This question is related to Python Multiprocessing. I am asking for a suitable interprocess communication data-structure for my specific scenario:
My scenario
I have one producer and one consumer.
- The producer produces a single fairly small panda Dataframe every 10-ish secs, then the producer puts it on a
python.multiprocess.queue
. - The consumer is a GUI polling that
python.multiprocess.queue
every 100ms. It is VERY CRITICAL that the consumer catches every single DataFrame the producer produces.
My thinking
python.multiprocess.queue
is serving the purpose (I think), and amazingly simple to use! (praise the green slithereen lord!). But I am clearly not utilizing queue's full potential with only one producer one consumer and a max of one item on the queue.
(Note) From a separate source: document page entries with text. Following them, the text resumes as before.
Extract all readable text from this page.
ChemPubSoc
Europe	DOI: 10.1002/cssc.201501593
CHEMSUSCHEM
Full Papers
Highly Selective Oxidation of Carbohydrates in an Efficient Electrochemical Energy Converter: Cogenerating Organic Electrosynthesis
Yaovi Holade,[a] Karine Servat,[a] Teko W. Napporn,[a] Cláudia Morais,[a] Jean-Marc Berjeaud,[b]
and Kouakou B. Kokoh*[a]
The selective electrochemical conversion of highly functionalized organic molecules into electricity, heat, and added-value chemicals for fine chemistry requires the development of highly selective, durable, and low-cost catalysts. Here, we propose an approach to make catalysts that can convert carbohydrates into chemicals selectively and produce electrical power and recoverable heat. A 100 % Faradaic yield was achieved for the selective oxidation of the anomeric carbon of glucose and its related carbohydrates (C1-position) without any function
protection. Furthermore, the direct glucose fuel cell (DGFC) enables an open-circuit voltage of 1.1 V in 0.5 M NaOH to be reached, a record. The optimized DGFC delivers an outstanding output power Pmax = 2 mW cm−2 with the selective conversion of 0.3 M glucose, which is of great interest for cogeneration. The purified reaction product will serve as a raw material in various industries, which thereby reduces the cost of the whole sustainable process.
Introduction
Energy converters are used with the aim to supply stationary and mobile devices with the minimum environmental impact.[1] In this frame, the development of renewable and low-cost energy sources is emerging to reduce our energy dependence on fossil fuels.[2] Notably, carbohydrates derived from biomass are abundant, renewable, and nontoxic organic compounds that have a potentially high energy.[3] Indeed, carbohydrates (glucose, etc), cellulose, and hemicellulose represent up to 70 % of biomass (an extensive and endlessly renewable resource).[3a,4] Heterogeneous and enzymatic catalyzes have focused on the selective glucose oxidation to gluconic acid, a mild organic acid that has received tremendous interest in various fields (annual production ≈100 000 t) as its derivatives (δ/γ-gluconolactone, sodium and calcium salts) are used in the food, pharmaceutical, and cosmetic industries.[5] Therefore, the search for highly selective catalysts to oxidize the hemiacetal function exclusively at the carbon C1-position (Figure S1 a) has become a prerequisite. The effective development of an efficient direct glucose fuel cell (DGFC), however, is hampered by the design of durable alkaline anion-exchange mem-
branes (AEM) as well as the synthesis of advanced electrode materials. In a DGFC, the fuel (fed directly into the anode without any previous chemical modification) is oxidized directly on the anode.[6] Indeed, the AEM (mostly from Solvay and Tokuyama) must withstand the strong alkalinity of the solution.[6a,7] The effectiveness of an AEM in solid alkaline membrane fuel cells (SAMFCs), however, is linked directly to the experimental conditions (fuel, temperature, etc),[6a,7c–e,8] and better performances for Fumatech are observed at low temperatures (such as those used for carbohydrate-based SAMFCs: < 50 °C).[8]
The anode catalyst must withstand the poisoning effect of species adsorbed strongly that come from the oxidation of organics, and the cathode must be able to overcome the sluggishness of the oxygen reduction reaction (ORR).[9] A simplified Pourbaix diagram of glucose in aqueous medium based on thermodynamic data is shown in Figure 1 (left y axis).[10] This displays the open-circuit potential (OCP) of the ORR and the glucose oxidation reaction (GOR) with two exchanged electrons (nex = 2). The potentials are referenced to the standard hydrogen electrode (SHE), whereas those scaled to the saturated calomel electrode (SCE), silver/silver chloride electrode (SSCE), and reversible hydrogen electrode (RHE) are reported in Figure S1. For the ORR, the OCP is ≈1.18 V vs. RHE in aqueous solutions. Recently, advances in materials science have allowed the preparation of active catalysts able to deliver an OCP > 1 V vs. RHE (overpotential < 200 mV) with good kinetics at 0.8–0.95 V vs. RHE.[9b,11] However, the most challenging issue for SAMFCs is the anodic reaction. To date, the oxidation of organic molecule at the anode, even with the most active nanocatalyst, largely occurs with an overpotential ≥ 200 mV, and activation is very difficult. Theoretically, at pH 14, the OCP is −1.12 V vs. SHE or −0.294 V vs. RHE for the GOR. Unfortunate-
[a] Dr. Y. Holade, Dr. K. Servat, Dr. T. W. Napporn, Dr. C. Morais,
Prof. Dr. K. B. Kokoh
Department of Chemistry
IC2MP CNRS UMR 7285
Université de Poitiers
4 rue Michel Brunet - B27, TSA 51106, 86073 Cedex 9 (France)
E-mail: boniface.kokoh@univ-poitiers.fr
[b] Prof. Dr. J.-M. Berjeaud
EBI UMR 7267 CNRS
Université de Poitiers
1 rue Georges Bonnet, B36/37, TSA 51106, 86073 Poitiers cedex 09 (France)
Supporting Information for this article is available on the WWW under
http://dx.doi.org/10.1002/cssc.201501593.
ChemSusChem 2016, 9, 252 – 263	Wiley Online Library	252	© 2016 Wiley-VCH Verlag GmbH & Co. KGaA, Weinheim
That leads me to believe that there is simpler thing than queue. I tried to search for it, I got overwhelmed by options listed in: python 3.5 documentation: 18. Interprocess Communication and Networking
. I am also suspecting there may be a way not involving interprocess communication data-structure at all for my need.
Please Note
- Performance is not very important
- I will stick with multiprocessing for now, instead of multithreading.
My Question
Should I be content with queue? or is there a more recommended way? I am not a professional programmer, so I insist on doing things the tried and tested way. I also welcome any suggestions of alternative ways of approaching my problem.